Blue Apron is entirely Internet based. Customers are required to register with a credit card and accept a weekly delivery (day specified by the customer) unless they specifically opt out for one or more weeks. Each shipment costs about $60, or about $10 per cooked meal. There’s no additional charge for shipping. Often, some sort of cultural-fusion theme is used. The company has three fulfillment centers in the U.S. giving it nearly national reach.

Full disclosure: I have been a subscriber to Blue Apron for a while now.

In general, the experience has been a good one with meal results proving to be more than satisfactory. Customer service is good. On a couple of occasions, when some meal component proved to be missing, Blue Apron was immediately responsive, reducing the price of the next order.
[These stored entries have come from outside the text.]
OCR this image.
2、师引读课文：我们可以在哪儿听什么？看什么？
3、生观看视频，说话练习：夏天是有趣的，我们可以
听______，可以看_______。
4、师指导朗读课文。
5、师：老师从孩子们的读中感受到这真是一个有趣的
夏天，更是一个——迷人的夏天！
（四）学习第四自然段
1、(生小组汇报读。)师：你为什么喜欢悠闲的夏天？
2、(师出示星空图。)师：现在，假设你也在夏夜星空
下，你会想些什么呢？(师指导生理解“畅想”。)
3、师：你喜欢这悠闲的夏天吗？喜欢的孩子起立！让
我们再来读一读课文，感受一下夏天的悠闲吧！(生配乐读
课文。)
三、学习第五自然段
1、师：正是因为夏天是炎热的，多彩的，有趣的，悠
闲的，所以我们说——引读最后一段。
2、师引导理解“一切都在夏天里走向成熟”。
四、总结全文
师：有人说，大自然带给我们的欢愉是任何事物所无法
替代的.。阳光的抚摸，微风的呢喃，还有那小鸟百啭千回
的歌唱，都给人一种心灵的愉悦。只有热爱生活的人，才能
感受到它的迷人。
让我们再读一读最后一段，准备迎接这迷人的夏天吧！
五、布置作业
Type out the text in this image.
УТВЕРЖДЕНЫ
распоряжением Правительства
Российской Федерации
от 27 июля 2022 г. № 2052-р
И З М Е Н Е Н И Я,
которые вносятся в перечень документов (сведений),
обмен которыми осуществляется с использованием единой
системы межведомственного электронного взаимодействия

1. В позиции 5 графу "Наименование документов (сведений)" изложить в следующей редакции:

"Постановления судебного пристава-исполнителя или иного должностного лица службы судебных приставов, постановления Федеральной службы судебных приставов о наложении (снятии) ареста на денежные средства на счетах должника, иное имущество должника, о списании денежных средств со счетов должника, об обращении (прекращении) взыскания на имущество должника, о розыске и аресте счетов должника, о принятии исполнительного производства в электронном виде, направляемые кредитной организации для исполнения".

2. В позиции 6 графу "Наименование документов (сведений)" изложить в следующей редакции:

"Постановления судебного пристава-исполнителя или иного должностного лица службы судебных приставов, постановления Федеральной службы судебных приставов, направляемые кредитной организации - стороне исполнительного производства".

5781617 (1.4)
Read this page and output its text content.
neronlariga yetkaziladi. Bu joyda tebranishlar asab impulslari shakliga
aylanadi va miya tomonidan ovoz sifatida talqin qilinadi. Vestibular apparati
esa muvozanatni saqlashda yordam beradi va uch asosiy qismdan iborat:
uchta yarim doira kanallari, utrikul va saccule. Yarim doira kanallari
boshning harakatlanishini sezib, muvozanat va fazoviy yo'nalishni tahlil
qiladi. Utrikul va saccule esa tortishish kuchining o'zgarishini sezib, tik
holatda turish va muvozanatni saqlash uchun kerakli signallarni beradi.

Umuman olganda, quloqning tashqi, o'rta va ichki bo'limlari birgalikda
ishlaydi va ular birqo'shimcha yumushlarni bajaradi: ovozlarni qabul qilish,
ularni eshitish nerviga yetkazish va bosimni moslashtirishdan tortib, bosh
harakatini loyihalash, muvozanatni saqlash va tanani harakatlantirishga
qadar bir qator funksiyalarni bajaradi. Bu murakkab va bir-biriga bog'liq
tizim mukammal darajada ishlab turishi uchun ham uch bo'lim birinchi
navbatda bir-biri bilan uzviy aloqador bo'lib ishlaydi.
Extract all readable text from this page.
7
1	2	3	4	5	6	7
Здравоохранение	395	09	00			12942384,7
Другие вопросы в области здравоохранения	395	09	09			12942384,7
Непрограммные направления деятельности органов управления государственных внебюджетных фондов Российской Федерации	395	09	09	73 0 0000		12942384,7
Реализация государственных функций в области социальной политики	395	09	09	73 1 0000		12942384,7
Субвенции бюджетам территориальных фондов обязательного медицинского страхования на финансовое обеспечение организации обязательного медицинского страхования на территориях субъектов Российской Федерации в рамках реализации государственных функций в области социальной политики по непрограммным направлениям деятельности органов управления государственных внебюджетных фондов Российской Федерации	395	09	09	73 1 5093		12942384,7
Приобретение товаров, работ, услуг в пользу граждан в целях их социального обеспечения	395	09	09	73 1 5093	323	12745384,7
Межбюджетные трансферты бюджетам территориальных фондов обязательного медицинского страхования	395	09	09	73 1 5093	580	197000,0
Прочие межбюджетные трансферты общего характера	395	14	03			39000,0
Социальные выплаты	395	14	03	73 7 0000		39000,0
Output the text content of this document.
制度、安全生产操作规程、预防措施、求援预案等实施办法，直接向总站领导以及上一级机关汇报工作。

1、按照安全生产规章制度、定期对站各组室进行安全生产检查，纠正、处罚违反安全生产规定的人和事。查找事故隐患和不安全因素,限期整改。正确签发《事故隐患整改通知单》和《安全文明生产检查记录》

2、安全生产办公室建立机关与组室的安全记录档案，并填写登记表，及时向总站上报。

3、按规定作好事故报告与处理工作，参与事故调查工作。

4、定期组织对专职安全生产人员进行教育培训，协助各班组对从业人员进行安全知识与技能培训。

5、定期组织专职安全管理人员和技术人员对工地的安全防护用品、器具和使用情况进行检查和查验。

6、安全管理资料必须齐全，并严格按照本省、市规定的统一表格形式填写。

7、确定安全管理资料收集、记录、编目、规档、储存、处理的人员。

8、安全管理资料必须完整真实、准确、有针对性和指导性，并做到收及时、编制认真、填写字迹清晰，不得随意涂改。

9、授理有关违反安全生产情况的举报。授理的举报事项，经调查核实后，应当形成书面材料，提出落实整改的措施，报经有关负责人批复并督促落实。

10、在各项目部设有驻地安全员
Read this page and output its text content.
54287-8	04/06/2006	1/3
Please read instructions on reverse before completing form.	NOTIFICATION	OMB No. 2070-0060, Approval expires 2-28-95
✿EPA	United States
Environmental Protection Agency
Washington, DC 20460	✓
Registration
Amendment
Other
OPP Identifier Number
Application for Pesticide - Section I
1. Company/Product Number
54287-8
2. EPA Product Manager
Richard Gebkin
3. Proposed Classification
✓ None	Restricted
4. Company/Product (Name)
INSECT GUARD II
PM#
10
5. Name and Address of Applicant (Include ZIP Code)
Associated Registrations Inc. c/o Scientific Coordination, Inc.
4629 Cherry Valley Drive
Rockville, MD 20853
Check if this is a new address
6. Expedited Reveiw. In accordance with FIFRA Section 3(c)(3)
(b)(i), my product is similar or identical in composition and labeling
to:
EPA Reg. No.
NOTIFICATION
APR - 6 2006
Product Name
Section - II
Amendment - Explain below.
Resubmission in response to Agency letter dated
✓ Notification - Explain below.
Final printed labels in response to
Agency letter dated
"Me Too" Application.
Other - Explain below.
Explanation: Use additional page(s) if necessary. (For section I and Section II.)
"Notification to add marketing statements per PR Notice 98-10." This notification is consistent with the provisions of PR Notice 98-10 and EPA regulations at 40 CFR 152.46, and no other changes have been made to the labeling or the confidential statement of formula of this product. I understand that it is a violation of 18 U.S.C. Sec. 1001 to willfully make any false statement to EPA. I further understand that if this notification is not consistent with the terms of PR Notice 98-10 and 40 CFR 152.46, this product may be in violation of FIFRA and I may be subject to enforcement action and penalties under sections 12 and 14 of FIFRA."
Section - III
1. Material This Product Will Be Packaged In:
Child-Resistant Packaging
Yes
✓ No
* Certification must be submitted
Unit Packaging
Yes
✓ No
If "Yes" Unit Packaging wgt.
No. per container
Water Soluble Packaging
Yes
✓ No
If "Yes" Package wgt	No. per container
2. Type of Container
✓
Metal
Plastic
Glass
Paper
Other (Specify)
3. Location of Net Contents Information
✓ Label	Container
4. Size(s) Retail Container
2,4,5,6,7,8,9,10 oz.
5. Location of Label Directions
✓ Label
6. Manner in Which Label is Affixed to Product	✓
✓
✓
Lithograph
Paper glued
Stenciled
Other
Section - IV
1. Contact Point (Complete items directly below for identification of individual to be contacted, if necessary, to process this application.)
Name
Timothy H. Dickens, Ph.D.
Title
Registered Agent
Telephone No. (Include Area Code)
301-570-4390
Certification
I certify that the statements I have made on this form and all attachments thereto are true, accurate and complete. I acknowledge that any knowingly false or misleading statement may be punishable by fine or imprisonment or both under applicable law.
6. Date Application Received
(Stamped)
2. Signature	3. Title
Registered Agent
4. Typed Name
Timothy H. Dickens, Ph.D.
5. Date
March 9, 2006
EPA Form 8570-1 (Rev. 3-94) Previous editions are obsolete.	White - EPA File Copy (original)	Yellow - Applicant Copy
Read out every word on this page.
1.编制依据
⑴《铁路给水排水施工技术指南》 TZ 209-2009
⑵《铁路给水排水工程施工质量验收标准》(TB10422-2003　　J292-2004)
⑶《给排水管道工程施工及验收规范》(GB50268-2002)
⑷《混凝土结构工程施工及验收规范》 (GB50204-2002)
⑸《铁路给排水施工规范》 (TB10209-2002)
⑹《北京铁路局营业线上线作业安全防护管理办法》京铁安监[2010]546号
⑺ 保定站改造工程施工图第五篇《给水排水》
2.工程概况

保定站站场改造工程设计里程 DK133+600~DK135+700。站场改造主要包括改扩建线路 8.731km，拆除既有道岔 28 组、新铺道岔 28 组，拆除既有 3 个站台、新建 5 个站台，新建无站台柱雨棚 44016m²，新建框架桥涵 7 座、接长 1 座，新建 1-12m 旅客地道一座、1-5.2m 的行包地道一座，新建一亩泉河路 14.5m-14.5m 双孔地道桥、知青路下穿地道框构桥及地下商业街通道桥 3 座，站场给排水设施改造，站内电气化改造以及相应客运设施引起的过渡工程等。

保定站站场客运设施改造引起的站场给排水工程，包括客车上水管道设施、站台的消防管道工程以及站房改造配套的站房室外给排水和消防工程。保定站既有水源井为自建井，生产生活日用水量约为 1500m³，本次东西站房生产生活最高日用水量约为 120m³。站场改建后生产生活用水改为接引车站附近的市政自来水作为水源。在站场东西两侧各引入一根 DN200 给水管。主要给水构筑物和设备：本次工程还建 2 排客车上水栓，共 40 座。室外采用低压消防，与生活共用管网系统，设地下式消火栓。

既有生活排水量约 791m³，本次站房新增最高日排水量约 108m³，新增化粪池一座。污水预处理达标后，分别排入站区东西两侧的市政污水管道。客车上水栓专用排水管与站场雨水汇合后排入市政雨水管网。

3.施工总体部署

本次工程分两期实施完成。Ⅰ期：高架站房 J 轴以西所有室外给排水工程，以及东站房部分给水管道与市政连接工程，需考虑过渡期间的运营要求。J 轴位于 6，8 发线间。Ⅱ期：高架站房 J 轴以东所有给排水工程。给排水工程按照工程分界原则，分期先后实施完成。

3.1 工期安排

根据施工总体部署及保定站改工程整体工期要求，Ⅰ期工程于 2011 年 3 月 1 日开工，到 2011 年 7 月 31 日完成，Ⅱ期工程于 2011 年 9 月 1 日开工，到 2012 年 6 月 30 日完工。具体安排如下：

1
As much as I am a fan, this concept has a few basic flaws:

  • Although the meals to be prepared change with each shipment, in time they start to look similar. More often than not, the meals feature a protein-based, stew-like component.
  • The recipe cards with each shipment stipulate an estimated preparation time, generally, about 25 to 35 minutes. Unless there are two cooks in the kitchen, preparation time will usually prove to be more than twice the estimate.
  • The meals are more costly than they seem because tiny portions of each ingredient are used for each recipe for clarity and to eliminate food waste. So every carrot, celery stick or handful of spices is in a plastic sleeve and labeled. It would be much cheaper and less wasteful to provide a week’s worth of spices or vegetables that could be used for several purposes, than to package in miniature containers.
  • The amount of overall packaging waste produced by each meal kit is astounding. The shipping weight of the box is about 25 pounds, of which I would estimate three-quarters is packaging. Heaviest by far are packages of coolant used to chill perishables, probably as costly as the food itself. This is not a great practice based on the pervasive environmental-friendly attitude among most consumers.
  • Finally, it’s too easy to forget to cancel a shipment, resulting in an unneeded box of food at the door. They could use a better reminder/alert system.

Nonetheless, Blue Apron has big plans for its future. Blue Apron executives boast that they represent a big threat to supermarkets because they can buy directly from farmers and get fresher product. Of course, supermarkets and Fresh Direct market on just that concept.

Although the sales volume of the entire meal-kit segment is very tiny, these disruptive innovations can become game changers.

Clearly, supermarkets and even restaurants could get ahead of whatever competitive threat meal kits might eventually pose by offering their own kits to their customers. Supermarkets especially could probably offer a much better price point than the companies that have to ship boxes. More broadly, as is true of competitors to all forms of business, the sooner heritage retailers realize that something new is happening and get ahead of what it represents, the better off they’ll be.